= Flag of Bikini Atoll =

Flag of a member of the Marshall Islands

Flag of Bikini Atoll

The flag of Bikini Atoll, a member of the Marshall Islands, closely resembles the flag of the United States and was adopted in 1987. The flag is symbolic of the islanders' position that a great debt is still owed by the U.S. government to the people of Bikini because in 1954 the United States detonated the Castle Bravo hydrogen bomb on the island, poisoning islanders and others with nuclear fallout.

== Design ==
The 23 white stars in the canton of the flag represent the 23 islands of Bikini Atoll. The three black stars in the upper right represent the three islands (Bokonijien, Aerokojlol and part of Namu) that were destroyed in March 1954 during the 15-megaton Bravo test by the United States. The two black stars in the lower right corner represent where the Bikinians live now, Kili Island, 425 mi to the south of Bikini Atoll, and Ejit Island of Majuro Atoll. These two stars are symbolically far away from Bikini's stars on the flag as the islands are in real life (both in distance and quality of life).

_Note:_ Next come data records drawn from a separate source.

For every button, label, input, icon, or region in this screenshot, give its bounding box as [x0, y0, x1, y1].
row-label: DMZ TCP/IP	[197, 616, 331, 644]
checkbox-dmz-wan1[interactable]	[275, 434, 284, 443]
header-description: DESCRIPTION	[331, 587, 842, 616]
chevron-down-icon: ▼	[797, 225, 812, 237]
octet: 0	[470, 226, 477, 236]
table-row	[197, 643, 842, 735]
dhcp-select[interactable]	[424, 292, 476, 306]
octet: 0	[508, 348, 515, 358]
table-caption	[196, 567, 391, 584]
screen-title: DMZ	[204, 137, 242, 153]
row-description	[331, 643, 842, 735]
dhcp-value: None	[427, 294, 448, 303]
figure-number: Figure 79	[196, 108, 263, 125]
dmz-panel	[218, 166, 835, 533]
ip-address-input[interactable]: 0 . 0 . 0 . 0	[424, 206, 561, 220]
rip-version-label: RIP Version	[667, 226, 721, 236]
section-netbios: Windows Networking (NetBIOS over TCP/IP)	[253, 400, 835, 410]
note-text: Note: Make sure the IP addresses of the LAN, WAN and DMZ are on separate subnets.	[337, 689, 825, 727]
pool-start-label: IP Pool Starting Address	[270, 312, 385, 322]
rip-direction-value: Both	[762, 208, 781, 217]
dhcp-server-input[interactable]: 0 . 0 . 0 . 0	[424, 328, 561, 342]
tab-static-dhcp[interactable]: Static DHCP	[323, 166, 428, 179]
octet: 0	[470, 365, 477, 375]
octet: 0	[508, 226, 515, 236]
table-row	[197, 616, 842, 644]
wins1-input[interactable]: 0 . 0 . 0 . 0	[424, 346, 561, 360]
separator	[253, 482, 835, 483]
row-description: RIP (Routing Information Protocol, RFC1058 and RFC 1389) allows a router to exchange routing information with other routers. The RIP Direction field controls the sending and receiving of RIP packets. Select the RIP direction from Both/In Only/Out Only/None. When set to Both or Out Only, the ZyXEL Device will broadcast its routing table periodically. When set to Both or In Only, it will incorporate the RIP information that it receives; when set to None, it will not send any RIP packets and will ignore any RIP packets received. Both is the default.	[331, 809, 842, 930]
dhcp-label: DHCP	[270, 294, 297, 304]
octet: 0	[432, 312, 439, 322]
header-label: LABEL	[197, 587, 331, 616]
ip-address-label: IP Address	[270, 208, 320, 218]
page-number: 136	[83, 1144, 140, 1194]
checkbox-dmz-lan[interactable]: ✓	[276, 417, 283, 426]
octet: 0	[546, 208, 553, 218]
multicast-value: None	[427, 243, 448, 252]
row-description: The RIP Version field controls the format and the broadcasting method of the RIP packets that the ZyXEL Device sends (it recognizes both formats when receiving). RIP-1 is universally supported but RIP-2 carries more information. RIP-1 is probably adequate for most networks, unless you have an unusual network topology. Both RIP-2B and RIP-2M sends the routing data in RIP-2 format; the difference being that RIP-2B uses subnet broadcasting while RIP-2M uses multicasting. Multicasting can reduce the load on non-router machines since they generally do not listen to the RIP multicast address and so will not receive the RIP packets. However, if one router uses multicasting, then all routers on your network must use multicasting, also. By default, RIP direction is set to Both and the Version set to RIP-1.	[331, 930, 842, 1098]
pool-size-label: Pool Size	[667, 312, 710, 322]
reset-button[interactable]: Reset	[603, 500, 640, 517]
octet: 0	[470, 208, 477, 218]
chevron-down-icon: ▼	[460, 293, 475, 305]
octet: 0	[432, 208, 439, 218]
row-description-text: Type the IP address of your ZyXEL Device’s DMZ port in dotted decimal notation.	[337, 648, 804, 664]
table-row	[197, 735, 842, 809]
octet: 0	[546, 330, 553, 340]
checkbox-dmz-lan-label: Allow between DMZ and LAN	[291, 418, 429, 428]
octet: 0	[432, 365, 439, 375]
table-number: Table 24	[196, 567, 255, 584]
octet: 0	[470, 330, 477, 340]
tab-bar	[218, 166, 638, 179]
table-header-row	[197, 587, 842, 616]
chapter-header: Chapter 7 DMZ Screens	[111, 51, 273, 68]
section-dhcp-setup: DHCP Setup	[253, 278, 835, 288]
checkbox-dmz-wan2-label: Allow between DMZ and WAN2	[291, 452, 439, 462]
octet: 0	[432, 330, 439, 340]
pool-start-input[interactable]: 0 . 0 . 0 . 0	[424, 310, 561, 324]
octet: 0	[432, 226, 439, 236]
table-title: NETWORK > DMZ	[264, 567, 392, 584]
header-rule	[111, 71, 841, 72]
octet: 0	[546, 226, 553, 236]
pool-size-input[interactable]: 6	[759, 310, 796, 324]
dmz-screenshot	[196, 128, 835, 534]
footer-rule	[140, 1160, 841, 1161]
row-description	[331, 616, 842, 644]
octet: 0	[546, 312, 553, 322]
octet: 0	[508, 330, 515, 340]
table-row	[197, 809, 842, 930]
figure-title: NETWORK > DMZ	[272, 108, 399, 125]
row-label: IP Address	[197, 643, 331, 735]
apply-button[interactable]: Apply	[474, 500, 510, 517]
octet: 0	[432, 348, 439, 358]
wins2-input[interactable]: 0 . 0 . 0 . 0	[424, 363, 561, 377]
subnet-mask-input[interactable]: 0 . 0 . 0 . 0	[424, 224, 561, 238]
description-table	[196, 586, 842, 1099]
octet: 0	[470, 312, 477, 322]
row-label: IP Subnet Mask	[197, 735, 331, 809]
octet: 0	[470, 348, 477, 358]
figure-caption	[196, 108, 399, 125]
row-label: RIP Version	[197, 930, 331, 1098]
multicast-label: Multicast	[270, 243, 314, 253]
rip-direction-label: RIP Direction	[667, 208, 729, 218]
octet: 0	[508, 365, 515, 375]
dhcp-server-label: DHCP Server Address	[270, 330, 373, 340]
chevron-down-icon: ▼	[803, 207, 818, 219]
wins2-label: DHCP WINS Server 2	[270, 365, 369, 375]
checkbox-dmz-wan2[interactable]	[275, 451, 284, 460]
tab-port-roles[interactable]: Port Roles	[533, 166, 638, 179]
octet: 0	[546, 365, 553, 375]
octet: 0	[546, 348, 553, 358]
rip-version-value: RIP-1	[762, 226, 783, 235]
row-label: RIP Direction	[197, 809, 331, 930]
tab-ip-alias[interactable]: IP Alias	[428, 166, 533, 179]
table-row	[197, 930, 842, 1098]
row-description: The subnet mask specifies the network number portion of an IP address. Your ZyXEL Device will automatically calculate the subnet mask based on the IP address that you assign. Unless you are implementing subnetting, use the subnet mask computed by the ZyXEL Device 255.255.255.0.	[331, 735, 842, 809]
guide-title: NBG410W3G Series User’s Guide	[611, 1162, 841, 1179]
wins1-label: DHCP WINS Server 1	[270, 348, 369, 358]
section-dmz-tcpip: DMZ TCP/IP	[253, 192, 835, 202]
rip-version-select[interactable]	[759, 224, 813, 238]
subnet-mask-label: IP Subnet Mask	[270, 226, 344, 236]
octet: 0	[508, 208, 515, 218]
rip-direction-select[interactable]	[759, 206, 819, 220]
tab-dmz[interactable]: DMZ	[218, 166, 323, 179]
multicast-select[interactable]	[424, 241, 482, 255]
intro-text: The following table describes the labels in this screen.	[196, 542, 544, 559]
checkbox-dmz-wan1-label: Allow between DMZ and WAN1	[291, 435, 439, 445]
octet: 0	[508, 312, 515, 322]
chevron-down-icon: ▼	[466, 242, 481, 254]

The Marshallese language words on the flag, MEN OTEMJEJ REJ ILO BEIN ANIJ (modern spelling MEN WŌTŌMJEJ REJ ILO PEIN ANIJ, Everything is in the hands of God), was the reply Bikinian leader Juda gave to U.S. Commodore Ben Wyatt in 1946 when the Americans asked the islanders to give up their islands for "the good of mankind and to end all world wars".

== Symbolism ==
The similarity to the American flag design and the striking isolation of the 3-star group and the 2-star group represent the position of the islanders that the Government of the United States still has obligations to their people, including reparations for the nuclear testing and resettlement of the Bikinians who were exiled.